In 1852, the railroad filed for bankruptcy; it was merged in 1853 with the New Hampshire Central Railroad, forming what was known as the Merrimac and Connecticut Rivers Railroad Company. In 1874, the Sugar River Railroad, which built and ran its rail line from Newport to Claremont, merged with the Contoocook Valley Railroad and again created the Concord and Claremont Railroad, under the control of the Northern Railroad.

In 1887, the Boston and Maine Railroad absorbed the Concord and Claremont, and the line was now known as the Claremont Branch of the Boston & Maine.

== Independent shortline ==
The Claremont and Concord Railway was established in 1954 when shortline railroad operator Samuel Pinsly purchased 55 mi of track between Claremont Junction and Concord from the Boston and Maine Railroad. A succession of abandonments between 1960 and 1977 cut the line back to just 4 mi between Claremont and Claremont Junction.

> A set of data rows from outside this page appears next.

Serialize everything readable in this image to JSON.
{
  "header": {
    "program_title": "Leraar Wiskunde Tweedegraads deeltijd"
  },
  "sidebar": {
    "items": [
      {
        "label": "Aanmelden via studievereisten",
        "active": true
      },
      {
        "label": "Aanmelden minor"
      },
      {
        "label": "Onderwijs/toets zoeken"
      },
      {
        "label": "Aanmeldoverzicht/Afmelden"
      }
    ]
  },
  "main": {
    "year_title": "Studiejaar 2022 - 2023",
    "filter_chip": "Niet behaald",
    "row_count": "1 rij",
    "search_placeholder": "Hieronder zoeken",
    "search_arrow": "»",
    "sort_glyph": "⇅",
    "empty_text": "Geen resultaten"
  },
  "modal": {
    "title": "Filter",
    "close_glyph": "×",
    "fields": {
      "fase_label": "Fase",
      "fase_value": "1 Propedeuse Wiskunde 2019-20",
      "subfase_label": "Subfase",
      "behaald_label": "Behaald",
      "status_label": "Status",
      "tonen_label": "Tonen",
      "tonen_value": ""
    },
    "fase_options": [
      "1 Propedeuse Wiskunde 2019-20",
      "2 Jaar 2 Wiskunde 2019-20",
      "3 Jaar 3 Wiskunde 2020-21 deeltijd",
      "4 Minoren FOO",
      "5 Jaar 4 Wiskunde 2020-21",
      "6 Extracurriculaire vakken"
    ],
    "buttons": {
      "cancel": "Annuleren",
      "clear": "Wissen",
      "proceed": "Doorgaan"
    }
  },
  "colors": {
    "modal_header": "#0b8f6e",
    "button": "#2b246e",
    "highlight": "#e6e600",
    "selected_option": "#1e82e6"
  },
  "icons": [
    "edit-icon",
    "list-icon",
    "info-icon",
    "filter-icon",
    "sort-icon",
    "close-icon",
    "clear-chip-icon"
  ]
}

Passenger rail on the line had a surprising rebirth for eight weeks in the summer of 1961. Between July 22 and September 17, the tracks between Bradford and Sunapee were used by F. Nelson Blount and his Monadnock, Steamtown & Northern Railroad, a tourist excursion railroad. Blount approached Pinsly when his planned operations on the Boston & Maine's Cheshire Branch did not materialize quickly enough for the 1961 season. The operation utilized a former Canadian National Railway 4-6-4T steam locomotive, #47, and several former Boston & Maine wooden coaches. The steam operation came to an early end on August 25 when the locomotive was removed from service on account of missing maintenance paperwork, which had been disposed of by the Canadian National when they retired #47 in 1958. A diesel replacement was used for an additional seven days, but was not popular. This was the last regularly scheduled passenger service on the Claremont Branch.

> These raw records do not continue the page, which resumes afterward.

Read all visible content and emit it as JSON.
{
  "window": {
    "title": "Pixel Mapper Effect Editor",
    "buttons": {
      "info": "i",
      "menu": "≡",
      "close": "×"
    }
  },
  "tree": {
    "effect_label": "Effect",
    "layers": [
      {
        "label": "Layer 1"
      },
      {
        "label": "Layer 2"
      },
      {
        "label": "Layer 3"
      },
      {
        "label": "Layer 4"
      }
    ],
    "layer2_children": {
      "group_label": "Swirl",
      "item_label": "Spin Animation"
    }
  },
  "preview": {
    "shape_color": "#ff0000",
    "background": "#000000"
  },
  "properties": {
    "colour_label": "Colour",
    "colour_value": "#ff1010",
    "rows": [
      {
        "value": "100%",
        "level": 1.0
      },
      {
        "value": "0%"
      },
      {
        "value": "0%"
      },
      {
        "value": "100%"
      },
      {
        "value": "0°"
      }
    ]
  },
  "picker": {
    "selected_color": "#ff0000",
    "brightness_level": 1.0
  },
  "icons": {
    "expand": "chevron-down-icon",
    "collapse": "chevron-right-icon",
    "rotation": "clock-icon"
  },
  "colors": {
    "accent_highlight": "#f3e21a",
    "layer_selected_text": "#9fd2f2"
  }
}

In 1988, the line was sold to a local lumber dealer that renamed the operation Claremont-Concord Railroad. In 2015 the railroad was acquired by Genesee and Wyoming Industries and integrated into its New England Central Railroad.

==Abandonments==
Difficult economic times and the advancement of the automobile forced many railroads to close rail lines. The Boston & Maine Railroad was to sell off the rights to many of the lines and rights of way it held, including the Claremont Branch, sold to an independent operator in 1954, this time as the Claremont and Concord Railway. Once this had taken place, the Claremont and Concord's abandonments took place from east to west:

- 1960: 9 miles, W. Concord - west to Contoocook
- 1961: 17.6 miles, Contoocook - west to Bradford
- 1964: 16+ miles, Bradford - northwest to Newport
- 1977: 11 miles, Newport - west to Claremont
- 1988: 1.5 miles within Claremont
- 1988: 3 mile section - Electric Claremont Railway (opened in 1903)
- 2008: 1 mile section - Concord to West Concord (This section was not sold to Sam Pinsly; it was served by the Boston & Maine as far as Swenson Granite into the 1980s. A few hundred yards was used by New England Southern Railroad for car storage in the 2000s).

==Present uses==
The Claremont Concord Railroad now operates 2 mi between Claremont Junction on the main line to Claremont as a subsidiary of New England Central Railroad, itself a subsidiary of Genesee & Wyoming Industries.

9 mi of the line between Claremont and Newport is now the Sugar River Recreational Rail Trail, owned and managed by the New Hampshire Division of Parks and Recreation.

The Concord-Lake Sunapee Rail Trail is currently under construction along portions of the rail line between Concord and Newbury.